SDGs | April 25, 2018

How blended finance aims to catalyze private capital for the U.N. Global Goals

Dennis Price
ImpactAlpha Editor

Dennis Price

ImpactAlpha, April 26 – Not all investors are hip to impact as an investment thesis. They need a nudge to make the leap. Blended finance practitioners structure investments that use philanthropic and development funding to reduce risks and boost returns for private investors.

With a bit of financial engineering, blended finance proponents hope to mobilize enough private capital to close the $2 trillion to $3 trillion annual gap in financing necessary to deliver on the U.N. Sustainable Development Goals. Now, the Blended Finance Taskforce, a subset of the Business and Sustainable Development Commission, has released a plan to turn all that nudging into a coordinated thrust toward that goal.
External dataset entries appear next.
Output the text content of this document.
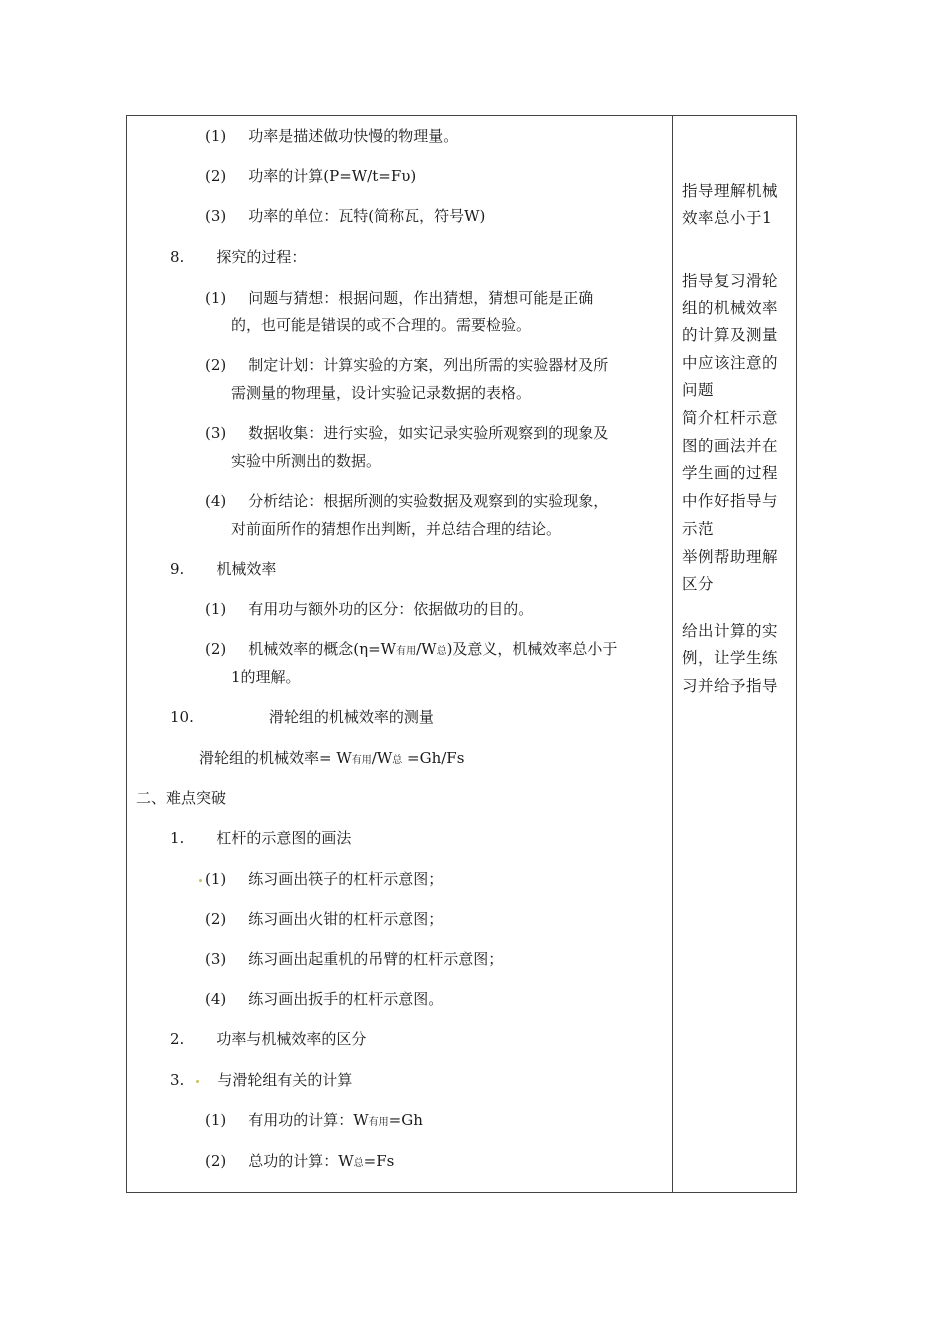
(1) 功率是描述做功快慢的物理量。
(2) 功率的计算(P=W/t=Fυ)
(3) 功率的单位：瓦特(简称瓦，符号W)
8. 探究的过程：
(1) 问题与猜想：根据问题，作出猜想，猜想可能是正确
的，也可能是错误的或不合理的。需要检验。
(2) 制定计划：计算实验的方案，列出所需的实验器材及所
需测量的物理量，设计实验记录数据的表格。
(3) 数据收集：进行实验，如实记录实验所观察到的现象及
实验中所测出的数据。
(4) 分析结论：根据所测的实验数据及观察到的实验现象，
对前面所作的猜想作出判断，并总结合理的结论。
9. 机械效率
(1) 有用功与额外功的区分：依据做功的目的。
(2) 机械效率的概念(η=W有用/W总)及意义，机械效率总小于
1的理解。
10.	滑轮组的机械效率的测量
滑轮组的机械效率= W有用/W总 =Gh/Fs
二、难点突破
1. 杠杆的示意图的画法
(1) 练习画出筷子的杠杆示意图；
(2) 练习画出火钳的杠杆示意图；
(3) 练习画出起重机的吊臂的杠杆示意图；
(4) 练习画出扳手的杠杆示意图。
2. 功率与机械效率的区分
3. 与滑轮组有关的计算
(1) 有用功的计算：W有用=Gh
(2) 总功的计算：W总=Fs
指导理解机械
效率总小于1
指导复习滑轮
组的机械效率
的计算及测量
中应该注意的
问题
简介杠杆示意
图的画法并在
学生画的过程
中作好指导与
示范
举例帮助理解
区分
给出计算的实
例，让学生练
习并给予指导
  • Sustainable infrastructure commitments… The plan calls for the formation of a ‘Clean Investment Club’ of asset owners, in time for California Governor Jerry Brown’s Global Action Climate Summit in September, that commits members to allocating 2% of their portfolios to sustainable infrastructure by 2020 and 5% by 2025 in line with their fiduciary duties.
  • Closing gaps… By 2025, that commitment would mobilize half a trillion dollars a year to sustainable infrastructure and cover about a third of the estimated private sector funding gap.
  • Priority sectors… The plan prioritizes the development of blended-finance strategies for resilient cities and sustainable land-use—two high-impact sectors that don’t fit into typical asset allocations and have non-traditional business models—by boosting the percentage of green bond targeting each, for example.
  • Broad support… HSBC, Credit Suisse, Aviva, Investec, Allianz, EBRD, the International Finance Corp. and the Rockefeller Foundation are all on board for the 12-18 month plan.